3. Uncensored Moral Exploration
You cannot develop moral wisdom if you are forbidden from exploring morally complex territory. This is the corpus problem applied to ethics: when AI training filters out difficult texts, controversial positions, and uncomfortable arguments, it doesn't produce wiser AI — it produces shallower AI.
A model that has never engaged with Nietzsche, Machiavelli, or Thrasymachus cannot reason against their positions. It can only refuse to discuss them — which is intellectual cowardice dressed up as safety.
4. Source-Grounded Reasoning
Virtue ethics requires engaging with specific arguments, not generating plausible-sounding text. When an AI claims to reason about ethics, its reasoning should be traceable to specific texts, specific arguments, and specific philosophical traditions — not interpolated from statistical patterns across a billion web pages.
This is why corpus-grounded RAG matters for moral reasoning. An AI that can point to Book VI of the Nicomachean Ethics when discussing phronēsis is doing something fundamentally different from an AI that generates a summary of "what people say about practical wisdom."
The Institutional Imperative: Why Universities Need This
The failure of corporate AI to do genuine moral reasoning is not just a technical problem — it's an institutional crisis for universities teaching philosophy, ethics, political science, and law.
When a philosophy department assigns Aristotle's Ethics and students use ChatGPT to write their papers, they get RLHF-optimized summaries that systematically flatten Aristotelian nuance into corporate-safe platitudes. The students learn less. The professors grade more. And nobody notices because the output looks competent.
Institutions deploying sovereign AI can sidestep this entirely. A corpus-grounded model trained on the actual Aristotelian corpus — in original polytonic Greek, with full Bekker numbering, without corporate alignment filters — can engage with students at the level of genuine philosophical inquiry rather than sanitized content delivery.
For research institutions considering deployment, the distinction between rule-based compliance AI and reasoning-capable virtue ethics AI maps directly onto existing grant compliance frameworks. Our analysis of grant-compliant self-hosted AI covers the infrastructure requirements.
The Uncomfortable Truth About "AI Ethics"

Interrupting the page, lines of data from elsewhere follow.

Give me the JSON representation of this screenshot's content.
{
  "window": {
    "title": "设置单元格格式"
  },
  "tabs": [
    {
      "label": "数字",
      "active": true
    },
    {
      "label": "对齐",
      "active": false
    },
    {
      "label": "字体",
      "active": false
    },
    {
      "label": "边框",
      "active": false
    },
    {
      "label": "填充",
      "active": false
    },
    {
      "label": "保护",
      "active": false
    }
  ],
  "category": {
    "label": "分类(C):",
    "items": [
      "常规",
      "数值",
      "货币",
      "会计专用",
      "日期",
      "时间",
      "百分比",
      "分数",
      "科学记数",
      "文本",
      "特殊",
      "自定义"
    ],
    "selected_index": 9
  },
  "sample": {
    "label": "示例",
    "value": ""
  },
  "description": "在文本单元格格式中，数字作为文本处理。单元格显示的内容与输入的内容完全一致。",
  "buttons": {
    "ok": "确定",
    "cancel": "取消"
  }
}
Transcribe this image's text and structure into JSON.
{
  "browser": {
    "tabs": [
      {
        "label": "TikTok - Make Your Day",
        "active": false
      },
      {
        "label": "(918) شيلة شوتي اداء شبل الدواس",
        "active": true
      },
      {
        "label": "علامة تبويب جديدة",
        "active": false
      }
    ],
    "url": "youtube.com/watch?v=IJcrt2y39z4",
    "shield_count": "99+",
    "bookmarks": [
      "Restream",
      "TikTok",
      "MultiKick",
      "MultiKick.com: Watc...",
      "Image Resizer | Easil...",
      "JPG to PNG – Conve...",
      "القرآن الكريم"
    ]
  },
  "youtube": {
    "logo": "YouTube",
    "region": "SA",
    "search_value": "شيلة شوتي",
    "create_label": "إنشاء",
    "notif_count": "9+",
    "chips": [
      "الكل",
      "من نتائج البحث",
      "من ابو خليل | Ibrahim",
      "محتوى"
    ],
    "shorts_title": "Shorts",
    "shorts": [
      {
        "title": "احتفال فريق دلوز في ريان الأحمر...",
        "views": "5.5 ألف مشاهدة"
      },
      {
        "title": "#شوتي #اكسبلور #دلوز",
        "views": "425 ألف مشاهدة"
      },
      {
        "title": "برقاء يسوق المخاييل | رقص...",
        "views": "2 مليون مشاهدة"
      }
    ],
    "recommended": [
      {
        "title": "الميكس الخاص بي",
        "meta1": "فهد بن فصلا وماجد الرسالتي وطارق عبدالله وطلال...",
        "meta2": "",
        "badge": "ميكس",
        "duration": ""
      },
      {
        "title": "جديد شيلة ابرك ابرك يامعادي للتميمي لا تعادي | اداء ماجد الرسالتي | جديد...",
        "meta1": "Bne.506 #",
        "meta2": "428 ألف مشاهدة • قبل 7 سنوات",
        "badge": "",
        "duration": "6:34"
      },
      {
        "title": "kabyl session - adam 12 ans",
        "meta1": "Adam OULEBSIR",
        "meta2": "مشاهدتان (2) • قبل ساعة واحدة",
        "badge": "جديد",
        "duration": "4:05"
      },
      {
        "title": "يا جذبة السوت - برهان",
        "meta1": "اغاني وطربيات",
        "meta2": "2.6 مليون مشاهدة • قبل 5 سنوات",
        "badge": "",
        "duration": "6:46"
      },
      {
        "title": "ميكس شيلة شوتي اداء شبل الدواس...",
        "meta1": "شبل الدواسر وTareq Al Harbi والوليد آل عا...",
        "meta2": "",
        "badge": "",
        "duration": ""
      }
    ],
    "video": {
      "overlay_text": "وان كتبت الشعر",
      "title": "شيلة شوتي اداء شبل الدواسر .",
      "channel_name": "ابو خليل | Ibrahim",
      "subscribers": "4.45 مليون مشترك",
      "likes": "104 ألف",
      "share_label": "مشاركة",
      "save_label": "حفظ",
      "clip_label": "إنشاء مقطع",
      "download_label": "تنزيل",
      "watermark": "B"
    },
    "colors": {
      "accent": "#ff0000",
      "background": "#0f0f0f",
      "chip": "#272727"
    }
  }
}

Here is what the AI ethics industry won't tell you: most "ethical AI" initiatives are not about ethics. They are about risk management. They are about protecting corporations from liability, from PR disasters, from regulatory scrutiny.
Genuine ethics — the kind Aristotle practiced, the kind that builds character rather than compliance — requires engaging with hard questions, uncomfortable positions, and arguments that don't have safe answers. It requires the freedom to be wrong, to explore controversial territory, and to arrive at conclusions that a corporate legal department would never approve.
RLHF didn't make AI safer. It made AI intellectually dishonest. Constitutional AI didn't make AI more ethical. It gave AI a longer list of rules to perform obedience to.
The path forward is not more rules. It's better reasoning — grounded in actual philosophical traditions, trained on real corpora, and free from the incentive structures that make corporate AI perform morality rather than practice it.
That is what we are building. Not because it's safe, but because it's honest.